When we were in Scottsdale we fell in love with Mayme's resin work where she casts natural materials into translucent resins but we weren't prepared to discover the breadth of her artistic practice she shared with us at Cassilhaus.
Our home is adjacent to 1600 acres of Duke Forest and while many visiting artists have enjoyed the occassional walk in the woods, Mayme devoured the forest. She came to us without a car and a computer and her enthusiasm to be HERE and about this place and this time was inspriring. Many days she spent 4 and 5 hours in the forest gathering materials and becoming part of this place. Sometimes it takes a stranger to show you your own back yard.
While here Mayme experimented with tree rubbings and various works on paper. (click to enlarge any photo in this post)
She also started fabricating nests from the materials she found on her walks. The most interesting (and scary) was the mysterious "black moss"
The nest work led us to ask Mayme about doing a commission for the entry of our home. When we designed the house we wanted to use an industrial tree grate as an entry pad. We loved the material and it was a practical way to deal with dirt etc. that came in through the front door.
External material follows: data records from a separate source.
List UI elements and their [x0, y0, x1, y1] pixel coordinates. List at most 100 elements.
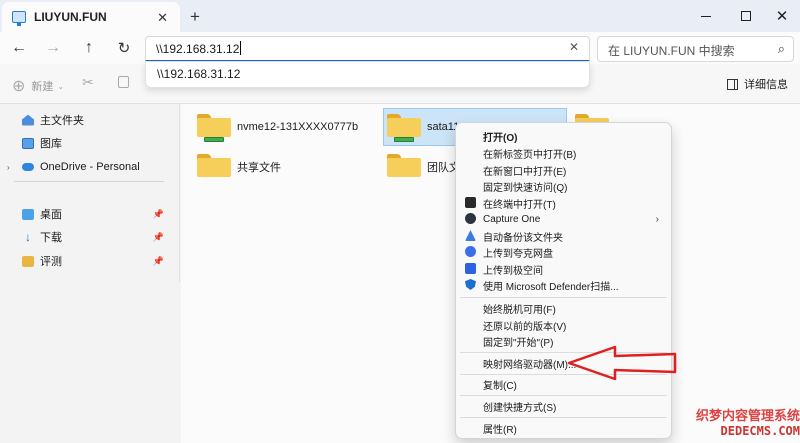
annotation-arrow-icon [567, 345, 677, 381]
network-folder-icon [197, 114, 231, 142]
sidebar-item-label: 图库 [40, 138, 62, 150]
menu-label: 打开(O) [483, 132, 518, 144]
folder-icon [387, 154, 421, 180]
menu-label: 在新窗口中打开(E) [483, 166, 567, 178]
menu-item-open-terminal[interactable]: 在终端中打开(T) [460, 195, 667, 211]
address-input[interactable]: \\192.168.31.12 ✕ [145, 36, 590, 62]
sidebar-divider [14, 181, 164, 182]
watermark-line1: 织梦内容管理系统 [695, 408, 800, 423]
menu-item-open[interactable]: 打开(O) [460, 128, 667, 144]
home-icon [22, 114, 34, 126]
maximize-icon [741, 11, 751, 21]
minimize-icon [701, 15, 711, 17]
chevron-right-icon: › [655, 213, 659, 225]
menu-item-pin-quick-access[interactable]: 固定到快速访问(Q) [460, 178, 667, 194]
menu-separator [460, 417, 667, 418]
title-bar: LIUYUN.FUN ✕ + ✕ [0, 0, 800, 32]
watermark-logo: 织梦内容管理系统 DEDECMS.COM [674, 405, 800, 443]
menu-label: 上传到极空间 [483, 265, 543, 277]
folder-item[interactable]: 共享文件 [197, 148, 377, 186]
up-button[interactable]: ↑ [78, 37, 100, 59]
terminal-icon [465, 197, 476, 208]
forward-button[interactable]: → [42, 37, 64, 59]
watermark-line2: DEDECMS.COM [720, 424, 800, 438]
menu-item-upload-quark[interactable]: 上传到夸克网盘 [460, 244, 667, 260]
folder-name: 共享文件 [237, 162, 281, 174]
backup-icon [465, 230, 476, 241]
sidebar-item-label: 桌面 [40, 209, 62, 221]
clear-address-icon[interactable]: ✕ [569, 40, 579, 54]
tab-liuyun[interactable]: LIUYUN.FUN ✕ [2, 2, 180, 32]
details-label: 详细信息 [744, 79, 788, 91]
maximize-button[interactable] [726, 0, 766, 32]
menu-label: 还原以前的版本(V) [483, 321, 567, 333]
sidebar-scrollbar[interactable] [172, 104, 180, 282]
menu-item-auto-backup[interactable]: 自动备份该文件夹 [460, 228, 667, 244]
menu-item-defender-scan[interactable]: 使用 Microsoft Defender扫描... [460, 277, 667, 293]
menu-label: 映射网络驱动器(M)... [483, 359, 577, 371]
menu-label: 在终端中打开(T) [483, 199, 556, 211]
search-input[interactable]: 在 LIUYUN.FUN 中搜索 ⌕ [597, 36, 794, 62]
menu-item-restore-versions[interactable]: 还原以前的版本(V) [460, 317, 667, 333]
menu-item-open-new-window[interactable]: 在新窗口中打开(E) [460, 162, 667, 178]
tab-title: LIUYUN.FUN [34, 10, 107, 24]
menu-label: 使用 Microsoft Defender扫描... [483, 281, 619, 293]
menu-label: 复制(C) [483, 380, 517, 392]
search-placeholder: 在 LIUYUN.FUN 中搜索 [608, 44, 735, 58]
menu-label: 上传到夸克网盘 [483, 248, 553, 260]
sidebar-item-downloads[interactable]: ↓ 下载 📌 [0, 226, 172, 248]
context-menu: 打开(O) 在新标签页中打开(B) 在新窗口中打开(E) 固定到快速访问(Q) … [455, 122, 672, 439]
sidebar-item-gallery[interactable]: 图库 [0, 132, 172, 154]
desktop-icon [22, 208, 34, 220]
plus-icon: ⊕ [12, 78, 26, 95]
capture-one-icon [465, 213, 476, 224]
chevron-down-icon: ⌄ [57, 81, 65, 91]
menu-label: Capture One [483, 213, 541, 225]
menu-label: 固定到"开始"(P) [483, 337, 554, 349]
network-folder-icon [387, 114, 421, 142]
details-button[interactable]: 详细信息 [727, 76, 788, 92]
computer-icon [12, 11, 26, 26]
sidebar-item-home[interactable]: 主文件夹 [0, 109, 172, 131]
menu-item-capture-one[interactable]: Capture One › [460, 211, 667, 227]
close-window-button[interactable]: ✕ [762, 0, 800, 32]
tab-close-icon[interactable]: ✕ [157, 10, 168, 26]
menu-label: 创建快捷方式(S) [483, 402, 557, 414]
menu-item-open-new-tab[interactable]: 在新标签页中打开(B) [460, 145, 667, 161]
sidebar-item-review[interactable]: 评测 📌 [0, 250, 172, 272]
search-icon: ⌕ [777, 41, 785, 56]
copy-icon[interactable] [118, 76, 129, 88]
menu-item-create-shortcut[interactable]: 创建快捷方式(S) [460, 398, 667, 414]
new-tab-button[interactable]: + [190, 7, 200, 27]
quark-icon [465, 246, 476, 257]
pin-icon: 📌 [152, 255, 164, 266]
back-button[interactable]: ← [8, 37, 30, 59]
menu-label: 固定到快速访问(Q) [483, 182, 568, 194]
minimize-button[interactable] [686, 0, 726, 32]
sidebar-item-label: 评测 [40, 256, 62, 268]
folder-name: nvme12-131XXXX0777b [237, 121, 359, 133]
sidebar-item-label: 下载 [40, 232, 62, 244]
pin-icon: 📌 [152, 208, 164, 219]
address-suggestion[interactable]: \\192.168.31.12 [145, 61, 590, 88]
cut-icon[interactable]: ✂ [82, 74, 94, 91]
menu-item-properties[interactable]: 属性(R) [460, 420, 667, 436]
gallery-icon [22, 137, 34, 149]
menu-item-upload-jikongjian[interactable]: 上传到极空间 [460, 261, 667, 277]
chevron-right-icon[interactable]: › [7, 163, 10, 172]
details-pane-icon [727, 78, 738, 90]
sidebar-item-desktop[interactable]: 桌面 📌 [0, 203, 172, 225]
refresh-button[interactable]: ↻ [113, 37, 135, 59]
jikongjian-icon [465, 263, 476, 274]
menu-item-offline[interactable]: 始终脱机可用(F) [460, 300, 667, 316]
folder-item[interactable]: nvme12-131XXXX0777b [197, 108, 377, 146]
download-icon: ↓ [25, 229, 31, 244]
onedrive-icon [22, 163, 34, 171]
sidebar-item-onedrive[interactable]: › OneDrive - Personal [0, 156, 172, 178]
menu-separator [460, 395, 667, 396]
new-label: 新建 [31, 81, 54, 93]
folder-icon [22, 255, 34, 267]
new-button[interactable]: ⊕ 新建 ⌄ [12, 76, 64, 96]
pin-icon: 📌 [152, 231, 164, 242]
menu-label: 自动备份该文件夹 [483, 232, 563, 244]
We wanted to eventually ask an artist to make some sort of "cornerstone" for the house to fill the large hole in the grate and we temporarily put a section of a tree stump in as a place holder. The tree section has worked so well that we have been living with it for 3+ years and I wish I had a dollar for everyone who has asked us if we cut off the tree in place from under the house.
The nest seemed the perfect metaphor for our house so Mayme made a nest to fit and took it back to Phoenix to be cast into a circular resin form. We hope to light it from underneath. Stay tuned!
Mayme gave an artist talk while she was here to a very enthusiastic crowd. We were able to see a video of her amazing recent installation called The Bower--a free standing 12'x12'x12' structure made of tumble weed.
Durham based installation artist Cici Stevens bonded immediately with Mayme.
We wanted to do a small show of Mayme's work while she was here so she sent some of her work from a collaboration she did with photographer Tim Lanterman called the Dark Matter Series. These natural-materials-in-resin-over-photograph pieces are astoundingly beautiful and have a three dimensional quality.
We have a wonderful new intern at Cassilhaus named Lisa McCarty (more on Lisa in a future post) who is a talented photographer and is enrolled in the inaugural class of Duke's new MFA in Experimental and Documentary Arts. We asked her to help us curate the show and she enthusiastically stepped in and it looks amazing.
It was the first time we really used the entry gallery to its full potential and we finally got some lighting for the white metal display bookcase. Mayme showed some of her "memory cubes" in this case.
It became almost instantly clear to Ellen and I that we are getting so much more from this residency than we are giving. Mayme has such a generosity of spirit and has left a part of herself here both literally and figuratively. We have a door in the artists pod where we ask our visiting artists to leave "their mark" from their stay (more on the door in a future post) and Mayme left us this extraordinary poem in the form of a treasure hunt to find "celebrations" she had left in the woods. I wrestled for a long while about whether to share such a personal gift that Mayme had made for us on the blog but erred on the side of sharing these beautiful creations with others.
Ellen loves a treasure hunt and we both had a good time (LOTS OF TIME!) trying to solve the puzzle and find what she left as an offering to the forest. Here is the poem:
path below pod
last days of beech
edge of new hope
space of a clearing
cardinal for cardinal
past sleeping tree
where light is late
We had our young assistants Vivian and Lela with us to track down the "Cardinal for Cardinal."
After searching unsuccessfully for a few days, Mayme offered some hints and got us going in the right direction. She even had left talismans of sorts along the path to let us know we were headed in the right direction (see spiral in the creek.)
Imagine our surprise to see just how wonderful it was to arrive "HERE" We were so touched that Mayme had left a part of herself here on our land and helped us to build a deeper sense of place.
Three weeks went by in an instant. We miss Mayme so much and we are not the only ones. Fripp immediately recognized Mayme as a cat person (she has 6) and insinuated himself on a regular basis in the artist pod.